Same saturation detection as youtube-research (see youtube-research SKILL.md "Decision Algorithm" section for full implementation):

- Track new patterns vs reinforced patterns per pass
- Stop after 2+ consecutive LOW passes (< 2 total: new + reinforced patterns)
- Adjust detail level dynamically: up if finding gold, down if diminishing returns

## Topic-Based Escalation

Consult `reference/topic-based-escalation.md` when extracted content touches:
- Safety/trust claims → suggest DIP
- Power structures / "who benefits" → suggest cui-bono
- Geopolitical/military → suggest DIP + cui-bono lenses
- Contrarian single-source claims → suggest dialectic-spiral (full) + iterative-verification

Substack content is often contrarian by nature (independent journalists). Apply extra scrutiny via dialectic-spiral when a single Substack is the sole source for a claim.

## Budget Mode

**Activation (any of these):**
1. Explicit flag: `--budget` or `-b`
2. Auto-detect: If `budget-mode` skill is active in session
3. Inherited: If invoked from research hub in budget mode

**When active:**
- Detail levels 0-3 instead of default 4-6
- Cap dialectic at 2 rounds if escalating
- corpus.json is OPT-IN (ask user, default: no)
- Relational-memory memorize still happens

**Note:** After context compaction, auto-detection may fail. Re-invoke `budget-mode` skill or pass `--budget` explicitly.
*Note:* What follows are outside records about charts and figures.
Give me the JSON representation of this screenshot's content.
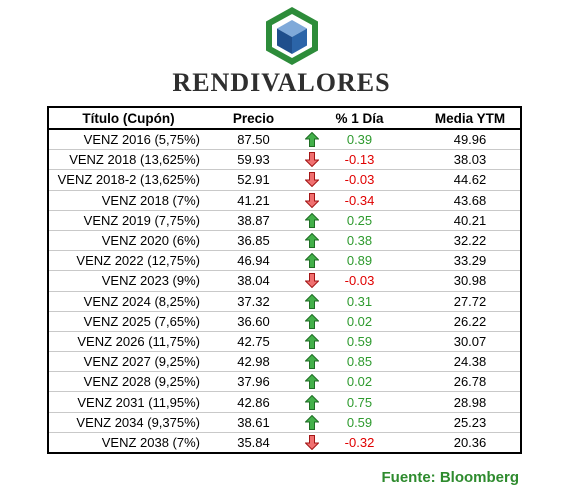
{
  "brand": {
    "name": "RENDIVALORES",
    "logo_icon": "hexagon-cube-icon",
    "colors": {
      "green": "#2d8c3a",
      "blue": "#1f4e8c"
    }
  },
  "table": {
    "headers": {
      "title": "Título (Cupón)",
      "price": "Precio",
      "change": "% 1 Día",
      "ytm": "Media YTM"
    },
    "rows": [
      {
        "title": "VENZ 2016 (5,75%)",
        "price": "87.50",
        "change": "0.39",
        "direction": "up",
        "ytm": "49.96"
      },
      {
        "title": "VENZ 2018 (13,625%)",
        "price": "59.93",
        "change": "-0.13",
        "direction": "down",
        "ytm": "38.03"
      },
      {
        "title": "VENZ 2018-2 (13,625%)",
        "price": "52.91",
        "change": "-0.03",
        "direction": "down",
        "ytm": "44.62"
      },
      {
        "title": "VENZ 2018 (7%)",
        "price": "41.21",
        "change": "-0.34",
        "direction": "down",
        "ytm": "43.68"
      },
      {
        "title": "VENZ 2019 (7,75%)",
        "price": "38.87",
        "change": "0.25",
        "direction": "up",
        "ytm": "40.21"
      },
      {
        "title": "VENZ 2020 (6%)",
        "price": "36.85",
        "change": "0.38",
        "direction": "up",
        "ytm": "32.22"
      },
      {
        "title": "VENZ 2022 (12,75%)",
        "price": "46.94",
        "change": "0.89",
        "direction": "up",
        "ytm": "33.29"
      },
      {
        "title": "VENZ 2023 (9%)",
        "price": "38.04",
        "change": "-0.03",
        "direction": "down",
        "ytm": "30.98"
      },
      {
        "title": "VENZ 2024 (8,25%)",
        "price": "37.32",
        "change": "0.31",
        "direction": "up",
        "ytm": "27.72"
      },
      {
        "title": "VENZ 2025 (7,65%)",
        "price": "36.60",
        "change": "0.02",
        "direction": "up",
        "ytm": "26.22"
      },
      {
        "title": "VENZ 2026 (11,75%)",
        "price": "42.75",
        "change": "0.59",
        "direction": "up",
        "ytm": "30.07"
      },
      {
        "title": "VENZ 2027 (9,25%)",
        "price": "42.98",
        "change": "0.85",
        "direction": "up",
        "ytm": "24.38"
      },
      {
        "title": "VENZ 2028 (9,25%)",
        "price": "37.96",
        "change": "0.02",
        "direction": "up",
        "ytm": "26.78"
      },
      {
        "title": "VENZ 2031 (11,95%)",
        "price": "42.86",
        "change": "0.75",
        "direction": "up",
        "ytm": "28.98"
      },
      {
        "title": "VENZ 2034 (9,375%)",
        "price": "38.61",
        "change": "0.59",
        "direction": "up",
        "ytm": "25.23"
      },
      {
        "title": "VENZ 2038 (7%)",
        "price": "35.84",
        "change": "-0.32",
        "direction": "down",
        "ytm": "20.36"
      }
    ],
    "colors": {
      "up": "#2e9a2e",
      "down": "#e00000"
    },
    "icons": {
      "up": "green-up-arrow-icon",
      "down": "red-down-arrow-icon"
    }
  },
  "source": "Fuente: Bloomberg"
}
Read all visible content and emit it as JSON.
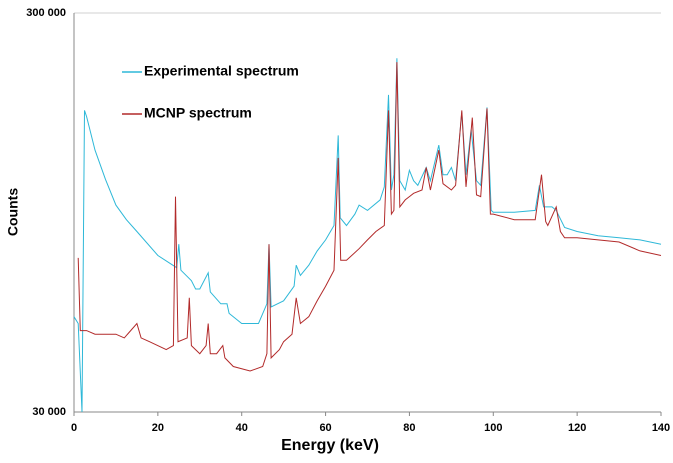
{
  "chart_data": {
    "type": "line",
    "x_label": "Energy (keV)",
    "y_label": "Counts",
    "yscale": "log",
    "xlim": [
      0,
      140
    ],
    "xticks": [
      0,
      20,
      40,
      60,
      80,
      100,
      120,
      140
    ],
    "ylim": [
      30000,
      300000
    ],
    "yticks": [
      {
        "value": 30000,
        "label": "30 000"
      },
      {
        "value": 300000,
        "label": "300 000"
      }
    ],
    "grid": true,
    "legend": "upper left",
    "series": [
      {
        "name": "Experimental spectrum",
        "color": "#2eb8d8",
        "x": [
          0,
          1,
          1.9,
          2.5,
          3,
          5,
          7.5,
          10,
          12.5,
          15,
          20,
          24.5,
          25,
          25.5,
          28,
          29,
          30,
          32,
          32.5,
          35,
          36.5,
          37,
          40,
          44,
          46,
          46.5,
          47,
          50,
          52.5,
          53,
          54,
          56,
          58,
          60,
          62,
          63,
          63.5,
          65,
          67,
          68,
          70,
          73,
          74,
          75,
          75.7,
          76.3,
          77,
          77.7,
          79,
          80,
          81,
          82,
          84,
          85,
          87,
          88,
          89,
          90,
          91,
          92.5,
          93.5,
          94.7,
          96,
          97,
          98.5,
          99.5,
          100,
          105,
          110,
          111,
          112,
          114,
          115,
          117,
          120,
          125,
          130,
          135,
          140
        ],
        "values": [
          52000,
          50000,
          30000,
          171000,
          165000,
          136000,
          115000,
          99000,
          91000,
          85000,
          74000,
          69000,
          79000,
          68000,
          64000,
          61000,
          61000,
          67000,
          60000,
          56000,
          56000,
          53000,
          50000,
          50000,
          56000,
          79000,
          55000,
          57000,
          62000,
          70000,
          66000,
          70000,
          76000,
          81000,
          88000,
          148000,
          92000,
          88000,
          94000,
          99000,
          96000,
          102000,
          110000,
          187000,
          108000,
          118000,
          231000,
          114000,
          108000,
          121000,
          114000,
          111000,
          123000,
          114000,
          140000,
          118000,
          118000,
          123000,
          114000,
          169000,
          118000,
          153000,
          114000,
          111000,
          174000,
          96000,
          95000,
          95000,
          96000,
          111000,
          98000,
          98000,
          96000,
          87000,
          85000,
          83000,
          82000,
          81000,
          79000
        ]
      },
      {
        "name": "MCNP spectrum",
        "color": "#b22a2a",
        "x": [
          1,
          1.5,
          3,
          5,
          8,
          10,
          12,
          15,
          16,
          18,
          22,
          23.7,
          24.2,
          24.8,
          27,
          27.5,
          28,
          30,
          31.5,
          32,
          32.5,
          34,
          35.5,
          36,
          38,
          42,
          45,
          46,
          46.5,
          47,
          49,
          50,
          52,
          53,
          54,
          56,
          58,
          60,
          62,
          63,
          63.6,
          65,
          68,
          70,
          72,
          74,
          75,
          75.7,
          76.3,
          77,
          77.7,
          79,
          80,
          81,
          83,
          84,
          85,
          87,
          88,
          90,
          91,
          92.5,
          93.5,
          95,
          96,
          97,
          98.5,
          99.3,
          100,
          105,
          110,
          111.5,
          112.5,
          113,
          115,
          116,
          117,
          120,
          125,
          130,
          135,
          140
        ],
        "values": [
          73000,
          48000,
          48000,
          47000,
          47000,
          47000,
          46000,
          50000,
          46000,
          45000,
          43000,
          44000,
          104000,
          45000,
          46000,
          58000,
          44000,
          42000,
          44000,
          50000,
          42000,
          42000,
          44000,
          41000,
          39000,
          38000,
          39000,
          42000,
          79000,
          41000,
          43000,
          45000,
          47000,
          58000,
          50000,
          52000,
          57000,
          62000,
          68000,
          130000,
          72000,
          72000,
          77000,
          81000,
          85000,
          88000,
          171000,
          94000,
          96000,
          226000,
          98000,
          102000,
          104000,
          106000,
          108000,
          123000,
          108000,
          136000,
          112000,
          108000,
          111000,
          171000,
          110000,
          164000,
          105000,
          104000,
          173000,
          94000,
          94000,
          91000,
          91000,
          118000,
          90000,
          88000,
          98000,
          85000,
          82000,
          82000,
          81000,
          80000,
          76000,
          74000
        ]
      }
    ]
  }
}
**Propagation:** When invoking other skills, pass budget:
"Invoking dialectic-spiral --budget"

## Tips

1. **Author credibility:** Check author's credentials, track record, funding sources
2. **Paywall content:** Auth capture handles paid subscriptions if user has access
3. **Publication vs author:** Some Substacks are multi-author — track per-author, not just per-publication
4. **Time dimension:** Sort by date to see how author's position evolved (especially valuable for geopolitical topics)
5. **Cross-corpus value:** Substack + YouTube + mainstream creates triangulation — each source type has different blind spots

## Limitations

- Requires Python + browser for first-time auth
- Paywall content only accessible if user has subscription
- DOM changes in Substack may break extraction (check for selector updates)
- Large corpora (100+ articles) need adaptive detail to prevent token waste

## Cross-References

- **video-transcript-extraction** — for complementary video sources
- **youtube-research** — for practitioner perspective on same topics
- **deep-investigation-protocol** — escalation target for trust/safety topics
- **cui-bono** — escalation target for power analysis topics
- **cui-bono + financial-mcp** — escalation target when financial dimension needed (a dedicated **stonk** agent is in design — issue #61)
- **dialectic-spiral** — stress-testing findings from single-source Substacks
- **reference/topic-based-escalation.md** — shared escalation logic

## Vasana

A vasana is a pattern that persists across unrelated contexts. If during
this task you notice such a pattern emerging, it may be worth capturing.
This skill works best alongside the `vasana` skill and `vasana` hook
from the Vasana System plugin.

Modify freely. Keep this section intact.